The duty to create records

My Vote Counts (MVC) argued that PAIA only gives access to ‘records’, as defined within PAIA, and therefore in effect only gives access to information where that information has already, previously, been captured in material form. It was argued that, as PAIA itself does not directly confer a duty to create records, compliance with the duty to grant access to information can in some situations be avoided by public and private bodies which will simply not create a record of information they do not wish to grant access to under PAIA. 

In SAHA’s experience, while there is other legislation such as the Public Finance Management Act, 1999 and the National Archives and Records Service of South Africa Act, 1996, and regulations thereto, which does confer a duty, on both public and private bodies, to create and keep accurate records, this duty is often ignored in order to deny access to information. The court in Mail and Guardian v Minister of Public Works and Another considered specifically the duty on public bodies in relation to record keeping and found that a failure by public bodies to comply with this duty is “a dereliction of one of the most important obligations on a government”.

Information versus records

MVC highlighted the fact that the right in section 32(1) the Constitution is specified as being a right of access to ‘information’ and that this concept is much broader than what is provided for in PAIA, namely a right of access to information contained in ‘records’. On this basis, it was argued, PAIA does not give full effect to the duty in section 32(2) of the Constitution, nor was it intended to, and as PAIA does not give full effect to this duty, Parliament has a duty to enact further legislation in order to give effect to other aspects of the right to information as contained in section 32(1).

Interestingly some other jurisdictions, such as the United Kingdom do provide for a right of access to information without limiting this to information captured in material form.

Information and the right to vote

MVC therefore asked the court to order that Parliament, in furtherance of this duty, enact legislation specifically to provide access to information about private funding of political parties, arguing that this information is needed to exercise the right to vote as contained in section 9(3) of the Constitution.

The Respondents’ case

The principle of subsidiarity

The Speaker and other Respondents asked the court to dismiss MVC’s application under the principle of subsidiarity; this principle requires that where a specific law has been enacted to give effect to a constitutional right, any dispute about that right should be adjudicated under that specific law, rather than by having reference to the constitutional right directly.

Information versus records

The Respondents argued that the use of concepts such as ‘access’ and ‘held’ in the wording of section 32(1) of the Constitution meant that the Constitution only ever intended to grant access to records, and not to information in a broader sense. They argued that PAIA was designed to, and does in fact, cover all that was intended by section 32(1), and that MVC should therefore not have asked the court to order Parliament to pass new legislation but, in so far as they felt PAIA fell short of achieving what it was intended to achieve, should have attacked the constitutionality of PAIA. 

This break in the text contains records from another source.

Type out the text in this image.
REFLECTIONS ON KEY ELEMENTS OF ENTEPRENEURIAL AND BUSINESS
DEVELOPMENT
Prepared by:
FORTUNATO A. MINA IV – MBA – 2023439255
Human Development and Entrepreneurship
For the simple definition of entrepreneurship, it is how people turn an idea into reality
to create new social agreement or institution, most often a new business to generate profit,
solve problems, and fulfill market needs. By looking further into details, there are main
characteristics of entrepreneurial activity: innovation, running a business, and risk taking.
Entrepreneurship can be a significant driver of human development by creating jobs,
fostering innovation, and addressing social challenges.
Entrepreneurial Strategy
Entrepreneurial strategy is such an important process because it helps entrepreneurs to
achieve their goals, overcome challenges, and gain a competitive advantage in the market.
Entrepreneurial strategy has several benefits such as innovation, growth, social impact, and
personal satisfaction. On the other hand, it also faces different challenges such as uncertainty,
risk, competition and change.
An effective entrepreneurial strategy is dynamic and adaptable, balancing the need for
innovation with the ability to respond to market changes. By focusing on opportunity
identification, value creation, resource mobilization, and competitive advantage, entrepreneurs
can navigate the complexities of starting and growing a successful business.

The court questioned whether the Respondents’ very narrow interpretation of the words ‘access’ and ‘hold’ could be correct, pointing to the fact that these terms can be used more broadly, for example, one can ‘hold a view’ without it being captured in material form.

Information and the right to vote

Counsel for the respondents, Advocate Wim Trengove, told the court that – while he would urge the court not to make a finding on this aspect, as looking at this aspect is unnecessary should the court dismiss the application under the principle of subsidiarity – his personal view is that information about private party funding is necessary to exercise the right to vote and as such a PAIA application for records holding such information would succeed, even if the party to which the request is made is a private body.


Judgment was reserved in this matter which will have far reaching impact for access to information in South Africa, specifically for organisations such as SAHA and other members of the PAIA Civil Society Network that use PAIA on a regular basis. SAHA will therefore be watching closely for the outcome.